Last week the Red Sox went from Fenway, the oldest ballpark, to Miami, to play the newly-renamed Miami Marlins in their brand new downtown ballpark, on the site of the old Orange Bowl. I was there with my daughters, Caitlin and Kara, for game #1 at Marlins Park.
A year ago this week I went to Miami with Kara, and we took in a Florida Marlins-Arizona Diamondbacks game at Sun Life Financial Field, where the Miami Dolphins also play.
They say that a picture is worth a thousand words, so check this out. Here's a shot I took a year ago:
This was actually during a game. I've been to high school games with more fans.
And here's a shot from last week:
At Sun Life Financial Field (previously known as Land Shark Stadium, Pro Player Stadium, Dolphins Stadium and Joe Robbie Stadium) there were so few fans it was ridiculous. You could easily hear someone talking who was sitting ten sections away. The handful of people walking through the stadium could look at a model of the new stadium that would open in 2012, and I wondered where the money was coming from. Certainly not from ticket sales.
Flash forward to 2012. Marlins Park is easily the most colorful Major League ballpark I've ever seen, and I've been to games at 39 of them. The Cuban influence is everywhere, from the new logo to the salsa band playing outside the park. The fans are really into it. It has a one-picece retractable roof similar to the one in Seattle but obviously for a different reason.
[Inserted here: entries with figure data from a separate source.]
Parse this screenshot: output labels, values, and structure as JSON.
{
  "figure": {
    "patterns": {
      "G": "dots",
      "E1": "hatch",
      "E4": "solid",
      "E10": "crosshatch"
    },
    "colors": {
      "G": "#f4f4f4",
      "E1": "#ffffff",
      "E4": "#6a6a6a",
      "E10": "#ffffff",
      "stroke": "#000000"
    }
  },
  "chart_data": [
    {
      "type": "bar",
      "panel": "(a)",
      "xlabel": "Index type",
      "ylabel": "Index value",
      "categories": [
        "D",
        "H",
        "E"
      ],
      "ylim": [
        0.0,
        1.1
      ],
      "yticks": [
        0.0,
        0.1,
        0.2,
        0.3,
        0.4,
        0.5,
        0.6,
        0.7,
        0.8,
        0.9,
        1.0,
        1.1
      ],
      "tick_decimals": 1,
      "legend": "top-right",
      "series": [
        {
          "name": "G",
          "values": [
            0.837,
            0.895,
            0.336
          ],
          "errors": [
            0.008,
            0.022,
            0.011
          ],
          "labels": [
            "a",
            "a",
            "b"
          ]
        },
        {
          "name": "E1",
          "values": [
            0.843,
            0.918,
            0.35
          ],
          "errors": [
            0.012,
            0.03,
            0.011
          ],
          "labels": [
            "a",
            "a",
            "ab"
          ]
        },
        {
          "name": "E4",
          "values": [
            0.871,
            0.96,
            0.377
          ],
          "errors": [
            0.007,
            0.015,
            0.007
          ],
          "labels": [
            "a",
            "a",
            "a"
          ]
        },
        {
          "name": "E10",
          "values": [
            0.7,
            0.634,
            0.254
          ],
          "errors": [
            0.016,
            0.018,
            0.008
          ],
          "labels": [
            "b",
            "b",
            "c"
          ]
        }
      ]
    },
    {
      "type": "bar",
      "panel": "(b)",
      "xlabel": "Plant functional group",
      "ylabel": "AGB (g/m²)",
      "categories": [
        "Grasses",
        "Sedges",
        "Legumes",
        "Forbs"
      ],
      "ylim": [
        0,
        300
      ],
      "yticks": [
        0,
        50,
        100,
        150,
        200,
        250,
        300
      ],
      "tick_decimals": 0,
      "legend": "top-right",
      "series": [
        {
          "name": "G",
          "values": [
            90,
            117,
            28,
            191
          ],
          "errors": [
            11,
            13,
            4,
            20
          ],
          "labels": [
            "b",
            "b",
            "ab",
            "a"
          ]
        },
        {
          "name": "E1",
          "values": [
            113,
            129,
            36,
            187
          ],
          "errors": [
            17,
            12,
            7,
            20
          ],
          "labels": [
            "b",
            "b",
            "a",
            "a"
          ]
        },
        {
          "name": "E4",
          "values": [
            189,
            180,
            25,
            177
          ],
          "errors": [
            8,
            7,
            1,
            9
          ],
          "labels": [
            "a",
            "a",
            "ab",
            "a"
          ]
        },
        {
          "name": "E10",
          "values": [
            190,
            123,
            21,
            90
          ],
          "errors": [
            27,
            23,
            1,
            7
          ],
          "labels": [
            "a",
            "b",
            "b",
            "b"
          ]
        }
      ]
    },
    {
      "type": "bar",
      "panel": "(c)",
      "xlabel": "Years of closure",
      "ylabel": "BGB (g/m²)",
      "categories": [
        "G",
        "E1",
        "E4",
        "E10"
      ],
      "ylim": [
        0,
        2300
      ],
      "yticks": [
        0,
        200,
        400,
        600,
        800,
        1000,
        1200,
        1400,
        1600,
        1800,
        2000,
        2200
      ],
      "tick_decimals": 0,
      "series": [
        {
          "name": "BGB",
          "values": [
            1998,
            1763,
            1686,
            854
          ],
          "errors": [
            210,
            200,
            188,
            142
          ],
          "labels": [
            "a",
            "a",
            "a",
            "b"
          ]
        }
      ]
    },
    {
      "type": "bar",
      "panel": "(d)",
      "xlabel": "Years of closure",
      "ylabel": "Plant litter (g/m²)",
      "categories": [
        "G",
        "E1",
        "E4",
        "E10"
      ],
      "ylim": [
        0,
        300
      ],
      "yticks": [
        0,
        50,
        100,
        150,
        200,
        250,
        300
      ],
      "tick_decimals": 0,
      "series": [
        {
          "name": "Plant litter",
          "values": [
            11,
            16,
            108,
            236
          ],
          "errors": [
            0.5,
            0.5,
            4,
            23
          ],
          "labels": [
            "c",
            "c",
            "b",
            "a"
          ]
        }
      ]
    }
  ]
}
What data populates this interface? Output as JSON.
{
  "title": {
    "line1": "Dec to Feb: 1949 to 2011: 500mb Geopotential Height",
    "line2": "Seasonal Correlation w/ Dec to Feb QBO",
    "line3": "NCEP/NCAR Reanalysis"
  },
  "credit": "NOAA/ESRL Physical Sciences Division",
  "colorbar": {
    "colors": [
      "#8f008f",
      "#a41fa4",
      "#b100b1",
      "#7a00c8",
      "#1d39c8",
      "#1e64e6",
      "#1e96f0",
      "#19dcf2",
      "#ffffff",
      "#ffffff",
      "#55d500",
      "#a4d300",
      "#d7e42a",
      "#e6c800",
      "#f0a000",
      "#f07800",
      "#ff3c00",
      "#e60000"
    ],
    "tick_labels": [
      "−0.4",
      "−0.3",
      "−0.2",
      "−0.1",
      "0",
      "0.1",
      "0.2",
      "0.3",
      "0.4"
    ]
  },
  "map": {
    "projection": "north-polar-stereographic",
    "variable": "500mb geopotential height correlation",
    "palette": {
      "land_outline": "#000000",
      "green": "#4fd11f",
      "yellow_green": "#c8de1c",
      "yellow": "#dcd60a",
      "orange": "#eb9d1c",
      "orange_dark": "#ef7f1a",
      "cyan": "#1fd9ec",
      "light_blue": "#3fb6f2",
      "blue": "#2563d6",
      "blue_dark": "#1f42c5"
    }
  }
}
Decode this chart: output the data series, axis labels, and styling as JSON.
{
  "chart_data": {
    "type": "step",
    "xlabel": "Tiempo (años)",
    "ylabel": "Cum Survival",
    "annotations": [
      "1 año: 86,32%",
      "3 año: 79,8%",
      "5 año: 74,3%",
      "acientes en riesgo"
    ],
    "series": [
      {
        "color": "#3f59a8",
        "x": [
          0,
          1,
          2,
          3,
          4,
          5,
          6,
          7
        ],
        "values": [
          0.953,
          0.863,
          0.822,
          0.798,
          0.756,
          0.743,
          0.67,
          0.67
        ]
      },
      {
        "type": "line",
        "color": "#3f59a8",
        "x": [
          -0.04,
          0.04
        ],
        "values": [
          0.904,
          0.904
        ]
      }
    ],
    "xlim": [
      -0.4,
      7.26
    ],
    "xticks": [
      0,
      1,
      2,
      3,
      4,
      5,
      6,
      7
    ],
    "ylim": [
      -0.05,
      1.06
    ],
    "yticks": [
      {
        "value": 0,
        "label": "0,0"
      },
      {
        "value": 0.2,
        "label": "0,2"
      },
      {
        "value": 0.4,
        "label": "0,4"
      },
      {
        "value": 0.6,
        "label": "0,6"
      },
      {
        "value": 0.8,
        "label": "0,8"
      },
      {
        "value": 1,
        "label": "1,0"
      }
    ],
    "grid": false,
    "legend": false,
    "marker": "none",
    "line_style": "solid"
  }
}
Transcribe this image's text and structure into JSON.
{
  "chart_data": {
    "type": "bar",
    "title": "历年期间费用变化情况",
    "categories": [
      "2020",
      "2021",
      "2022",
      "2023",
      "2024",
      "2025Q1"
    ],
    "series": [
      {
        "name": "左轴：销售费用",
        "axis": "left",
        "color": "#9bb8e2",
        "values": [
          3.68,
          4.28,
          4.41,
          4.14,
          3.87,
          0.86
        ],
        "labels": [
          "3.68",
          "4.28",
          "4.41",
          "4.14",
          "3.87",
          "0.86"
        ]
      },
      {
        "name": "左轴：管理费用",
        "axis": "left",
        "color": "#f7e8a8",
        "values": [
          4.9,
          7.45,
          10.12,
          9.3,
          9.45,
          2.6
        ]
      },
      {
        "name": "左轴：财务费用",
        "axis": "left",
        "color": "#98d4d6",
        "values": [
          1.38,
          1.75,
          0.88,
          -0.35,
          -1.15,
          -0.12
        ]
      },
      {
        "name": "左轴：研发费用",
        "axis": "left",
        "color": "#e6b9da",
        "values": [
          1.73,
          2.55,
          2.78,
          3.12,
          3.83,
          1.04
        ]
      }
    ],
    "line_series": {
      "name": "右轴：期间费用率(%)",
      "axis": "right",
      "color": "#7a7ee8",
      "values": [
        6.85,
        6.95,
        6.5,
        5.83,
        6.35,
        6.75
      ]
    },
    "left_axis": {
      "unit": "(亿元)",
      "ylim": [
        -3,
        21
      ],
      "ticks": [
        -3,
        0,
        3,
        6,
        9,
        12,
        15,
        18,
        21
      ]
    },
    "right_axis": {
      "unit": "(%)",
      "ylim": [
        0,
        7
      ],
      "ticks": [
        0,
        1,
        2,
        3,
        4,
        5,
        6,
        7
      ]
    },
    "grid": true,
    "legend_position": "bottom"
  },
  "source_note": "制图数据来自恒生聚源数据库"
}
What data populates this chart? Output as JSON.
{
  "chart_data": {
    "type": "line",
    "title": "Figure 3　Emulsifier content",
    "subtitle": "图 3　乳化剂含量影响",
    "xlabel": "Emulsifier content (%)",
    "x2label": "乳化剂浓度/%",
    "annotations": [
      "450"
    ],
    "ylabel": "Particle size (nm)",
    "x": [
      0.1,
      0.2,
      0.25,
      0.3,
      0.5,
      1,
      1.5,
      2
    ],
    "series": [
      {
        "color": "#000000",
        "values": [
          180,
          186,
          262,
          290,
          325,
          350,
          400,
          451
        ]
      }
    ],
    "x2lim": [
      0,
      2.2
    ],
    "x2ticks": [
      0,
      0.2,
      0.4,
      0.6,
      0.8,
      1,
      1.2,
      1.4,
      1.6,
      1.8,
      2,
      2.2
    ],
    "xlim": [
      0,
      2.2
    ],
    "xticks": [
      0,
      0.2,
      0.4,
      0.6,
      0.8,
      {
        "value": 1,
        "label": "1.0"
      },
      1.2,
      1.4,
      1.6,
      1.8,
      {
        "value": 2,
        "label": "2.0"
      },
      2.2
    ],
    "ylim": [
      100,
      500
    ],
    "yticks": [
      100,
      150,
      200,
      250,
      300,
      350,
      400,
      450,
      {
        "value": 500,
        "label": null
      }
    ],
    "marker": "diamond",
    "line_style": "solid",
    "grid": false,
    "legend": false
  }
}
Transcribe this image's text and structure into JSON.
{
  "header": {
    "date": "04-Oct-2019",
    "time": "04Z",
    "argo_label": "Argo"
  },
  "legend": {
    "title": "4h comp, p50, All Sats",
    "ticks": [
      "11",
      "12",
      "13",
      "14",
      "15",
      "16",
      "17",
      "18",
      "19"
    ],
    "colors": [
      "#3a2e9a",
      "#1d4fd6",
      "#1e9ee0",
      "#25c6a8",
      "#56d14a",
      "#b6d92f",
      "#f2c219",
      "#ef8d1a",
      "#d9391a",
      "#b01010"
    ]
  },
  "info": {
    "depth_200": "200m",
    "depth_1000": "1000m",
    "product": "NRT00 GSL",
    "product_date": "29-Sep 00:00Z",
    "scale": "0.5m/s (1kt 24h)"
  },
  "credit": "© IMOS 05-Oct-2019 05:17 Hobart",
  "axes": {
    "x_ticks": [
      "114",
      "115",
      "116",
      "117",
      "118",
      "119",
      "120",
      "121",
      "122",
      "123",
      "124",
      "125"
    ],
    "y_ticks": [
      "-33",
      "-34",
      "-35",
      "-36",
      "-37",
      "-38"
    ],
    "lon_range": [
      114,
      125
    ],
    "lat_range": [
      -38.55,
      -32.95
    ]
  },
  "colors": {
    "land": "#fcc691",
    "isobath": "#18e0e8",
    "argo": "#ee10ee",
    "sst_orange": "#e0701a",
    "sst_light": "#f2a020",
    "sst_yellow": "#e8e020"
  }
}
In left field there's a huge glass wall that gives you a great view of the Miami skyline. On a long shot it looks as good as it does when you're watching CSI: Miami or Dexter. About 30,000 were on hand (that would be some ten times what we saw a year ago) and many were wearing shirts and hats with the new Miami 5-color logo. To be sure, there were quite a few Red Sox fans as well. At one point they showed clips from two nights earlier when the Miami Heat knocked the Celtics out of the playoffs. The crowd erupted in a roar. I marked that down as excessive taunting.
The PA announcer did not yuck when introducing Marlins players. The scoreboard did say,"Make some noise" a few times, but they didn't use a graphic that shows you how to clap. Like almost all ballparks they had a race for fans to bet on in the middle of the 5th inning. In Milwaukee it's sausage v. hot dog v. brat. In DC it's George Washington v. Abraham Lincoln v. Teddy Roosevelt (Teddy always loses). Miami went with shark v. sea dragon v. octopus v. stone crab. They actually had the second-best wave I've ever seen. In every ballpark I've been to, except for Fenway, the wave is nonexistant or completely lame.
The scoreboard is huge and the diamondvision picture is shaped like a rectangle attached to a rhombus.
I've had the opportunity to see a game in the final season of an old ballpark and the first season of a new ballpark in six different cities (Baltimore, DC, Dallas, New York, Minneapolis and now Miami). A new park is always an upgrade, but Miami was the best turnaround I've seen.